I would not exceed 25 grs FFFg in that brass framed gun. I only shoot 20 grs with a .454 ball in mine and so far, so good. It is easy to shoot the brass frames loose by using heavy charges like 30 grs powder. It will likely pull the cylinder pin from its moorings in the frame and cause a lot of play in the cylinder. The cylinder gap will increase and drain power. At first, you can merely drive the wedge in a little farther to shorten the cylinder gap but eventually that won't be enough. So, resist the temptation to load a bunch of BOOMERS. Get a steel framed gun for that.
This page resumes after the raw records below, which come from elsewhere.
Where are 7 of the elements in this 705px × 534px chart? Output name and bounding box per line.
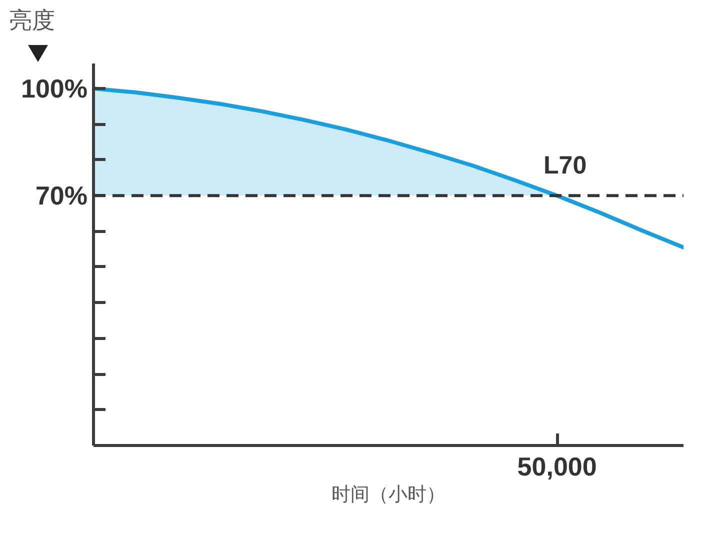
x-tick-label: 50,000 xyxy=(517,452,597,482)
y-axis-title: 亮度 xyxy=(9,7,55,33)
line-series xyxy=(94,86,684,250)
x-axis-title: 时间（小时） xyxy=(332,484,446,506)
y-tick-label: 100% xyxy=(21,73,88,104)
y-tick-label: 70% xyxy=(35,180,88,211)
annotation: L70 xyxy=(544,152,587,180)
I love my brass framed 44 Navy but I don't over load it as I have plenty of paperweights and don't need to create another one.
 
That's precisely what i've been doing Hellgate, i did a bit of research before i purchased, and at the price i bought it, the brass frame was the best choice for something that i wasn't sure about (although i am now, i LOVE blackpowder shooting) :D


I've been using 20grs of hogdon's 777, with a .454 ball which leaves a nice ring of lead... i tried 22grs once (by my calculations the equivalent of 25 grs regular powder), but i'm planning on getting some real BP soon as triple 7 is the only stuff available locally

I'm really thinking about my next purchase (even considering getting rid of a couple "normal" guns to fund my BP interests) I'm thinking my next is either going to be a Uberti Walker, or Pederlosi's Howdah pistol in .62 cal (20 ga)
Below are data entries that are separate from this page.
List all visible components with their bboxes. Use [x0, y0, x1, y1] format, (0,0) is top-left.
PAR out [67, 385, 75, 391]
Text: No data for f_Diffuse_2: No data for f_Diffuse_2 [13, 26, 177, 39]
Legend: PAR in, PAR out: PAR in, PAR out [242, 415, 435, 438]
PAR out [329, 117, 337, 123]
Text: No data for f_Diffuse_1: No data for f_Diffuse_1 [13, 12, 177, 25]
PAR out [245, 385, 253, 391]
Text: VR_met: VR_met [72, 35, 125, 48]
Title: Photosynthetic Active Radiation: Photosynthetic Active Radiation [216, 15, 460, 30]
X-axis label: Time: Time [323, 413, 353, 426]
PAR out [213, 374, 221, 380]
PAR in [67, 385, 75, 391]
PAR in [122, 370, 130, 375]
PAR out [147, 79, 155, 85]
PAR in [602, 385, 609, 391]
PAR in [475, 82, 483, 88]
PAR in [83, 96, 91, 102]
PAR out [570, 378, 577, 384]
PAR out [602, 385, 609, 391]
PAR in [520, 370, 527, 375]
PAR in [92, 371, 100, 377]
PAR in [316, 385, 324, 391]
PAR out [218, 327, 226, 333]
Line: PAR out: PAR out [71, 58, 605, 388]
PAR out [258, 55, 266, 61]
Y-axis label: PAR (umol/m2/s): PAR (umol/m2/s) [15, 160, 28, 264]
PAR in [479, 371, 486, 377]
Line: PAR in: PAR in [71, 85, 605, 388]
not sure about a rifle/musket, i'm hoping to pick up something inexpensive at a gun show perhaps.


Black Powder is ADDICTIVE, most fun i've had shooting since i was a boy.
 
It is quite possible that the peening on the cylinder is not due to how the bolt fits into the cylinder grove, but rather how the legs of the bolt engage the action on the inside of the gun. There are plenty of folks with the experience to guide you on fixing such a problem. Really, it is not that complicated. You just have to understand how the action works, and try and isolate each potential problem before you do any modifications. Have fun with your new addiction. You might as well start saving for a Walker now.
 
Eventually,thet all get peening,and drag marks,and scratches.We call this ''realisim''.
Also even if there were a TINY amount of misalignment,that's what the forcing cone is for.
Also,DON'T use files,Brownells sells the proper stones [hard narrow Arkansas stones] for properly honing an action.